Bahrain issues Guidance on the Mutual Agreement Procedure
On 1 April 2020 the Kingdom of Bahrain issued Guidance on the Mutual Agreement Procedure (MAP).
MAP is a procedure through which competent authorities (CAs) consult and interact to resolve international tax disputes including transfer pricing disputes and to avoid double taxation arising from actions of one or both of the contracting states resulting in taxation not in accordance with the applicable Double Taxation Convention (DTC). Please note that all Bahrain’s DTCs contain a MAP provision.
The Guidance supplements the provisions in that it details the process of initiating the MAP in the Kingdom, the steps involved as well as a timeline. For a MAP to be accepted, the following conditions need to be met:
- The issue or transaction relates to a jurisdiction with which Bahrain has a DTC
- It is apparent that the actions of one or both jurisdictions resulted in or will result in taxation not in accordance with the DTC
- The taxpayer notifies Bahrain CA (BCA) within the time limits specified in the applicable DTC (to the extent that no timeline is specified, the Kingdom will a three-year time period as specified in the Guidance)
The MAP can be initiated by a taxpayer of CA of either contracting state and can submitted by mail, e-fax or e-mail in either Arabic or English to the Foreign Tax Relations Directorate (FTRD) at the National Bureau for Revenue (NBR). The full list of the formal minimum requirements for a MAP request are detailed in the Guidance.
Making dispute resolution mechanism more effective is one of the Actions (14) of the Base Erosion and Profit Shifting (BEPS) initiative developed by the Organization for Economic Co-operation and Development (OECD). The measures developed under Action 14 of the BEPS Action Plan aim to strengthen the effectiveness and efficiency of the MAP process.

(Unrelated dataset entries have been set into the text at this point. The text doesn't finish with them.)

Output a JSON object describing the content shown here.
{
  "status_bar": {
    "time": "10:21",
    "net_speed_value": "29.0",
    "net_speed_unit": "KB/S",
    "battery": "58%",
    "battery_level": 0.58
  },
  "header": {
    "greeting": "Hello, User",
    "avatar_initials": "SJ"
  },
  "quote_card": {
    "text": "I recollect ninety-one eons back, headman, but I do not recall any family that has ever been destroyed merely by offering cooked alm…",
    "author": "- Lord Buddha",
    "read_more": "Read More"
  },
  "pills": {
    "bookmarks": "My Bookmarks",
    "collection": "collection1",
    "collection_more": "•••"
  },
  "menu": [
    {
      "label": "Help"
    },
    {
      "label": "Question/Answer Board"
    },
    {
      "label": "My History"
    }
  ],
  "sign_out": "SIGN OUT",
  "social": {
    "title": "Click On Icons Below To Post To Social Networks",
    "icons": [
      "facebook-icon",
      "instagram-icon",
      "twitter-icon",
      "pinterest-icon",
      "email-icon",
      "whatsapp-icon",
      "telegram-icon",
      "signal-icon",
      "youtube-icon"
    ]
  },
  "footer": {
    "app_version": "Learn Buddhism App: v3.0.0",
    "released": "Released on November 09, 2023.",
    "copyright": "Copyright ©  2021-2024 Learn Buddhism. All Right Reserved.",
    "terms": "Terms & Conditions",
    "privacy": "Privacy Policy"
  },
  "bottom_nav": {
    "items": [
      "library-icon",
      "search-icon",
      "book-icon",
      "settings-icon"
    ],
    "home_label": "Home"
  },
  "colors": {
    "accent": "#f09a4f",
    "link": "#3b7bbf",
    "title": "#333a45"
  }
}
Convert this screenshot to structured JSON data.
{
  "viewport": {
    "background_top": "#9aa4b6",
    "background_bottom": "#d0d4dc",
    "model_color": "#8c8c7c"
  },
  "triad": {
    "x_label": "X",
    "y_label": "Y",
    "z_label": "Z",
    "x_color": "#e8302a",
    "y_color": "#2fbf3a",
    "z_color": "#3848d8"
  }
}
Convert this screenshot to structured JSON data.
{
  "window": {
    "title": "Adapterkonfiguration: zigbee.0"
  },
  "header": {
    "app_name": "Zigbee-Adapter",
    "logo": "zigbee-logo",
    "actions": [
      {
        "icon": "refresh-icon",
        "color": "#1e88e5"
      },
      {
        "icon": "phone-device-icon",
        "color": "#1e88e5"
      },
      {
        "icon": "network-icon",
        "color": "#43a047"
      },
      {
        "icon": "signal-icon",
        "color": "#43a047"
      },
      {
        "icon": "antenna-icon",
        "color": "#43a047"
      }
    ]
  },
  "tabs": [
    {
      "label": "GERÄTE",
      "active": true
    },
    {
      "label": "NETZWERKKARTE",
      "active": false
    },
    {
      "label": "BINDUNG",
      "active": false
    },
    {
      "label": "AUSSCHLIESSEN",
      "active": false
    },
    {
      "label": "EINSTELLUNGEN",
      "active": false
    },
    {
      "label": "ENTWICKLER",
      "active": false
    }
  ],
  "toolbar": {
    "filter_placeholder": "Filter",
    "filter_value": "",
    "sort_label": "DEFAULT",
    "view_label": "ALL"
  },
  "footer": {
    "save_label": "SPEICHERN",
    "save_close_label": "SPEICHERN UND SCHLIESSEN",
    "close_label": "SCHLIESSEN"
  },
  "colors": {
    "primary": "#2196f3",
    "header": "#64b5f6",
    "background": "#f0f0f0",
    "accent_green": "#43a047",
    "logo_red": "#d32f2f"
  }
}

Bahrain joined the OECD Inclusive Framework on BEPS on 11 May 2018. Whilst the Kingdom has not yet adopted the proposed changes, the Guidance provided is in line with the OECD’s approach.
Transfer Pricing and MAP
From a transfer pricing perspective, to obtain relief from taxation that is not in accordance with the DTC, documentation as described in domestic legislation of the taxpayer’s jurisdiction of residence should be provided to CA along with the details of the related party in the respective state. DTC authorizes the tax authorities of a jurisdiction to make primary adjustments however this will not result in economic double taxation as there are no income tax rules in Bahrain (except for upstream oil & gas operations). Presently, a corresponding adjustment from Bahrain CA will not be a relief measure however MAP will provide a mechanism for Bahraini entities to approach CAs in case of transfer pricing disputes.